For some, however, the desire to recast history is more populist and incisive: in a trend that has manifested itself since independence in 1991, they see Ukrainian history being reappropriated in more explicitly nationalist terms.
In his Cossack-themed restaurant, Valery Galan, founder of the Ukrainian State Establishment Museum, has signs urging customers and staff: “We speak Ukrainian. Language matters.
Amateur historian who admits to admiring Stepan Bandera – leader of the Organization of Ukrainian Nationalists, who collaborated with the Nazis during the Second World War, assassinated by KGB agents in Germany in 1959 –, he sees the instrumentalization of history in more brutal terms.
“I hope that after this horrible attack, people will open their eyes. Museums are weapons against false history. History is not like a gun that is fired once. It is a weapon that lasts for decades.
“There is still a certain part of our society – ethnic Russians or those who supported Russia – who should have been educated earlier.

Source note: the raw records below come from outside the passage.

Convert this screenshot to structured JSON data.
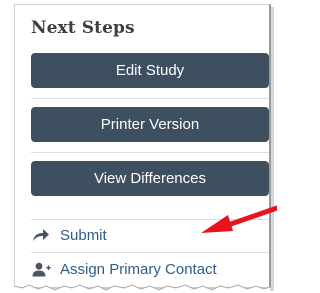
{
  "panel": {
    "title": "Next Steps",
    "buttons": [
      {
        "label": "Edit Study"
      },
      {
        "label": "Printer Version"
      },
      {
        "label": "View Differences"
      }
    ],
    "links": [
      {
        "label": "Submit",
        "icon": "share-arrow-icon"
      },
      {
        "label": "Assign Primary Contact",
        "icon": "add-user-icon"
      }
    ]
  },
  "colors": {
    "button_bg": "#3e4f5f",
    "link_text": "#2e5c8a",
    "annotation_arrow": "#e8141c"
  }
}
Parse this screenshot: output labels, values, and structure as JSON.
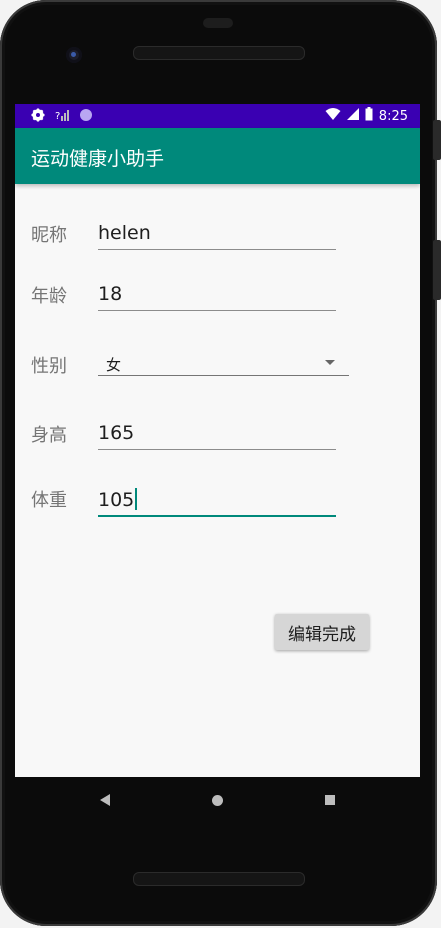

Galan, who served as an officer in the Soviet armed forces, has a new project: a series of museums and exhibits commemorating the current war. He takes me to a back room where he collects artifacts for this new venture, including a used Javelin anti-tank missile.
“Our language was forbidden. Our Cossacks were sent to Siberia. We have to show people our achievements. How from the Golden Horde [the period of Mongol rule until 1502]we served as a buffer for Europe.
For Yaroslav Hrytsak, historian at the Catholic University of Lviv, the practice of history in times of war for national survival is less demagogic: “I would say that the main function of the historian today is to bring stability, and the assurance that Ukraine has legitimate legitimacy. claims and is bound to win.
“History has a therapeutic function. Putin’s main goal is to create chaos and confusion. He uses history. To counterattack is to restore real history. The fact is that Putin knows he is lying. But he thinks everyone is lying and there is no truth. But there is a historical truth. I spent half my life under the Soviet Union. What is important to remember is the extent of the historical amnesia imposed on Ukraine.
“I had no idea of the Holodomor because it was erased. The Holocaust has been downplayed to suggest that Soviet Jews were killed not because they were Jews, but because they were Soviet citizens. And while history was treated differently in different Soviet republics, the suppression of history was extreme in Ukraine.
“Ukraine and Russia have two completely different strategies compared to the past. For Russia, it is about making Russia great again, and it does so by turning to history. I have a friend who is a Russian liberal intellectual. He says Russia is like an SUV driving on dirt roads. The windshield is covered in mud, so all he can see is what’s in the rear view.
“The Ukrainian view of history is different. He wants to leave the past – where there is nothing but great suffering, wars and revolutions – behind him. For Ukraine, history is about never having to go back.